Two previous OIG reports based on the same sample of power wheelchairs found problems with coding and documentation requirements, and this report shows additional problems with suppliers' compliance with Medicare requirements. Across all three reports, 80 percent of claims for power wheelchairs supplied to Medicare beneficiaries in the first half of 2007 did not meet Medicare requirements.
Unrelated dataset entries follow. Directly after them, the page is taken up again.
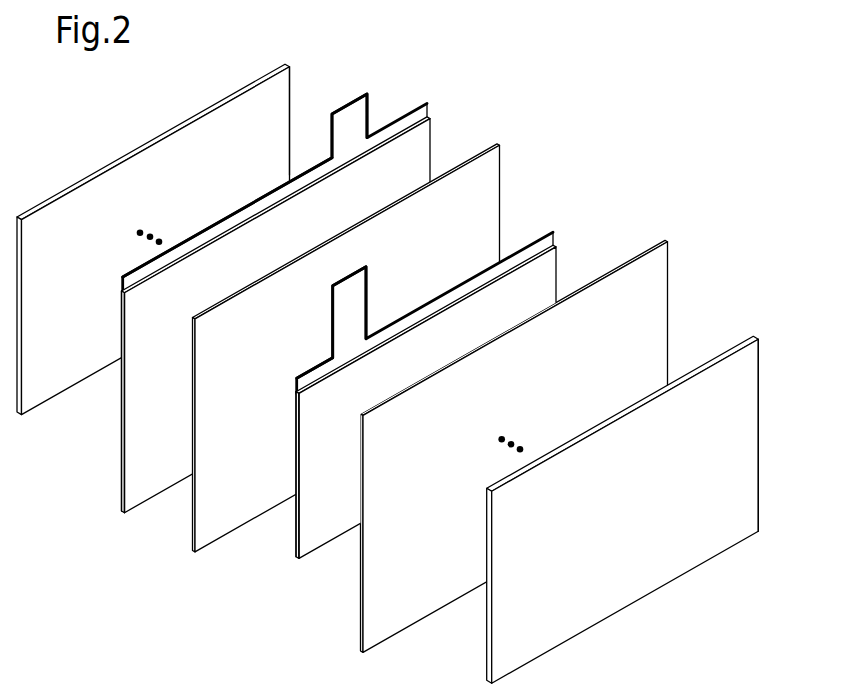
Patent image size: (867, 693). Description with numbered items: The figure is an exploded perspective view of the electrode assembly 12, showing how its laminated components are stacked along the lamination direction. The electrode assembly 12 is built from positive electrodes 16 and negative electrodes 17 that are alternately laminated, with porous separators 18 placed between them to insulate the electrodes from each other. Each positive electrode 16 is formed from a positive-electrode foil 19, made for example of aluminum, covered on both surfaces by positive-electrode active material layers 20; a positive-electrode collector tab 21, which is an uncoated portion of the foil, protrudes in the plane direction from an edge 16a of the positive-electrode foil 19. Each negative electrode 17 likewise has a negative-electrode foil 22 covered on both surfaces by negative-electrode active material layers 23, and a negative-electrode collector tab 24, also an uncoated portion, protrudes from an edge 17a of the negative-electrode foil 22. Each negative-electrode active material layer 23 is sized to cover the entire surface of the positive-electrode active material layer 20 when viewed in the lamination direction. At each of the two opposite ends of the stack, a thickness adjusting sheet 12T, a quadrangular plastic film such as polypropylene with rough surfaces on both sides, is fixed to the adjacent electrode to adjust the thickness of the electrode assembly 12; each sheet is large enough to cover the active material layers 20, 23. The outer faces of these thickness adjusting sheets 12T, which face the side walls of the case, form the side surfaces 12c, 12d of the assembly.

The electrode assembly 12 is at (625, 145).
The side surface 12c is at (112, 166).
The side surface 12d is at (655, 583).
The thickness adjusting sheet 12T is at (289, 77).
The positive electrode 16 is at (425, 421).
The edge of the positive-electrode foil 16a is at (424, 312).
The negative electrode 17 is at (276, 317).
The edge of the negative-electrode foil 17a is at (275, 179).
The separator 18 is at (498, 188).
The positive-electrode foil 19 is at (312, 378).
The positive-electrode active material layer 20 is at (295, 535).
The positive-electrode collector tab 21 is at (350, 288).
The negative-electrode foil 22 is at (218, 226).
The negative-electrode active material layer 23 is at (120, 488).
The negative-electrode collector tab 24 is at (350, 112).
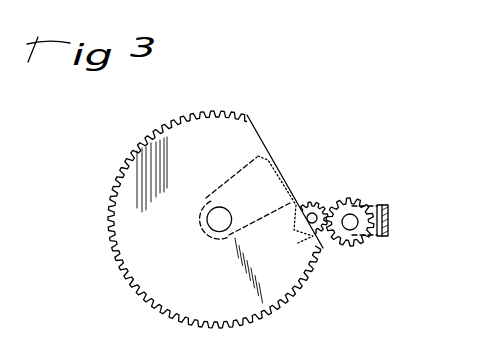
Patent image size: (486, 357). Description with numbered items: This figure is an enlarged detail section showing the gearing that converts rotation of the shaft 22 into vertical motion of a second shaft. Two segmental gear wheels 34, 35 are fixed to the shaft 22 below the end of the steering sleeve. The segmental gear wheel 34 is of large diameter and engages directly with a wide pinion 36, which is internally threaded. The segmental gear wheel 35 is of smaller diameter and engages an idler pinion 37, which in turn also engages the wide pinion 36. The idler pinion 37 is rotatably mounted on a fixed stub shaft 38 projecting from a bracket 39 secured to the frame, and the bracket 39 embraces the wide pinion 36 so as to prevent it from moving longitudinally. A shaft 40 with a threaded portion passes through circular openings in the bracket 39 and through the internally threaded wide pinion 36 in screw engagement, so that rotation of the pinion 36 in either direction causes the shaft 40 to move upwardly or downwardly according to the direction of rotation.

The shaft 22 is at (219, 219).
The segmental gear wheel 34 is at (141, 147).
The segmental gear wheel 35 is at (247, 171).
The wide pinion 36 is at (352, 200).
The idler pinion 37 is at (309, 203).
The stub shaft 38 is at (303, 221).
The bracket 39 is at (388, 208).
The shaft 40 is at (354, 226).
Although CMS has taken steps since 2007 to decrease errors among suppliers of power wheelchairs and other DME, Medicare has paid significantly more in recent years for power wheelchairs than it did in 2007. These increases may indicate that CMS continues to pay for power wheelchairs that are not medically necessary and/or have claims that do not meet documentation requirements.

Based on our findings and prior work, we recommend that CMS (1) enhance reenrollment screening standards for current suppliers of durable medical equipment, prosthetics, orthotics, and supplies; (2) review records from sources in addition to the supplier, such as the prescribing physician, to determine whether power wheelchairs are medically necessary; (3) continue to educate power wheelchair suppliers and prescribing physicians to ensure compliance with clinical coverage criteria; and (4) review suppliers that submitted sampled claims we found to be in error. CMS concurred with the second, third, and fourth recommendations. CMS did not concur with the first recommendation.